À l’occasion, on tombe sur un disque qui semble émaner d’une plaie vive, du genre que seul peut produire un artiste qui a compris que l’importance d’honorer ses racines («Cet album est dédié à ma mère, ma grand-mère et mon oncle») n’exclut pas, à intervalles réguliers, le besoin de noyer sa mélancolie dans le gros rouge et la musique. Balbino Medellin est Gitan dans les chromosomes et jusqu’au bout de ses doigts de guitariste, mais Gitan de Paname (Barclay/Universal Special Imports) dépasse largement les paramètres qu’on associe au genre.
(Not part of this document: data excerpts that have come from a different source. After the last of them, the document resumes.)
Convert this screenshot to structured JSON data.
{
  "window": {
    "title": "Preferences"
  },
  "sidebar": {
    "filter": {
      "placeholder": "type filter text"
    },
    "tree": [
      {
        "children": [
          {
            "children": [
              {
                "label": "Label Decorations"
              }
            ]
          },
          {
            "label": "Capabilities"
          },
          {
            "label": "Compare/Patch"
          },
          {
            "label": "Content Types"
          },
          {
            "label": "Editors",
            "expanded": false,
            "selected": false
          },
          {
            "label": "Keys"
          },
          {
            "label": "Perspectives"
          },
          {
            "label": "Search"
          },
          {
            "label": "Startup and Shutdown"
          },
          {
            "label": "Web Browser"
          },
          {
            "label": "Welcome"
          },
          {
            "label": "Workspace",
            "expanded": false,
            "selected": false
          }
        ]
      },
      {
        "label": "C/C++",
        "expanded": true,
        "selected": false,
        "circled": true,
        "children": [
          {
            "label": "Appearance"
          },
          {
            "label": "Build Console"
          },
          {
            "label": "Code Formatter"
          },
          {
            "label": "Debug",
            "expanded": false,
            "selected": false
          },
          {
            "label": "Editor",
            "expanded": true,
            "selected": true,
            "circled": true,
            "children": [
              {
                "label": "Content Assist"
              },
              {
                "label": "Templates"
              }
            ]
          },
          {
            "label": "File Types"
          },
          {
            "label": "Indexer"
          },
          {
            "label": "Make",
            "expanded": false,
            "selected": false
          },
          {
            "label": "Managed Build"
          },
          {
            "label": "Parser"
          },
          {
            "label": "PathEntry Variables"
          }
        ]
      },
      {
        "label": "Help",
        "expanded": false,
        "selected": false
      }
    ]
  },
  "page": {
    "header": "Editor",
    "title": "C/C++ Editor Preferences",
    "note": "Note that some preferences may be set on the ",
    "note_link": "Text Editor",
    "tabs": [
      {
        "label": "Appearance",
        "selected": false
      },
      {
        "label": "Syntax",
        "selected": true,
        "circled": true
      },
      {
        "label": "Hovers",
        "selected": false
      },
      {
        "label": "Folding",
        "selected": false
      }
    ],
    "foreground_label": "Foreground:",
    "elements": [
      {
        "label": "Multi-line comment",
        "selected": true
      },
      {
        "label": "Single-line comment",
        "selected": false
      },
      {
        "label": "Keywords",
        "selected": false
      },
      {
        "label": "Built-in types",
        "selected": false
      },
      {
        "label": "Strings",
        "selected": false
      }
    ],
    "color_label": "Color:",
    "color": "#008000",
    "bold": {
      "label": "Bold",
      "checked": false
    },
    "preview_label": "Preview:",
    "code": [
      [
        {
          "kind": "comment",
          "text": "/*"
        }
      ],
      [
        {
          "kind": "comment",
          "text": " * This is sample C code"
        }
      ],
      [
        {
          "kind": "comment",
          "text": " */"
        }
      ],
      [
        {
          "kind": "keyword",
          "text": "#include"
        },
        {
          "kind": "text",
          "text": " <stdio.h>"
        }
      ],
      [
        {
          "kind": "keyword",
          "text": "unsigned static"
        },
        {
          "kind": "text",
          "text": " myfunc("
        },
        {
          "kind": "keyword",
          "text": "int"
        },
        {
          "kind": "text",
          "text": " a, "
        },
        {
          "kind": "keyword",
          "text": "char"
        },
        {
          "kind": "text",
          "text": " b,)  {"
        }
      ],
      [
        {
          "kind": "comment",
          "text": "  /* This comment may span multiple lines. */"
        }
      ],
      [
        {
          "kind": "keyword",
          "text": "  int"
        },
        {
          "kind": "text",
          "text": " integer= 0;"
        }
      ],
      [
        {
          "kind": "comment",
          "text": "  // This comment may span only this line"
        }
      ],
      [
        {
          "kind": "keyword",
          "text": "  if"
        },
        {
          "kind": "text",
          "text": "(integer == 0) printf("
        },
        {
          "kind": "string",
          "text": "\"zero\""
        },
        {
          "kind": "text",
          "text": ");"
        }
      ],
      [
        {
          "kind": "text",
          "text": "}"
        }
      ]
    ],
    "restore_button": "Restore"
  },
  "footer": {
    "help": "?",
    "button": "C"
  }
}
S’il tutoie la solitude des amoureux («J’sais pas si c’est Pigalle ou tes yeux qui me manquent le plus ce soir»), Balbino ne la chante pas en solitaire, loin de là: sur ce premier album, ses compagnons de route ont pour noms Michel Gaucher, dont le saxo commet un solo tonitruant sur A Chi Li Pu, Régis Gizavo, le roi de l’accordéon malgache, ou encore Brad Scott, l’ancien contrebassiste de Bashung et d’Arthur H.
Quant à ses anges gardiens, ils s’appellent Sergent Garcia, Bernard Lavilliers et Mano Solo, dont Balbino partage la fougue poétique et les penchants jusqu’au-boutistes. Autant dire que Gitan de Paname est né sous une bonne étoile, même si sa lumière semble parfois provenir de ces réverbères où les filles de la nuit – dont il a gardé le souvenir attendri – font le pied de grue.
Que ceux qui en ont soupé des clichés manouches se rassurent: d’entrée de jeu, Balbino Medellin n’a pas peur de chanter haut et fort qu’il n’aime pas les Gypsy Kings, et ses chansons nous démontrent qu’il a infiniment plus à nous offrir, tant dans le regard que dans la voix.
Le cas Kad
Au départ, cela semble plutôt prometteur: Kad a la moustache, la gueule et la dégaine du voyou dandy (à une autre époque, on l’aurait qualifié d’Apache), du genre qui est capable de porter un veston de velours mauve comme vous et moi portons un T-shirt.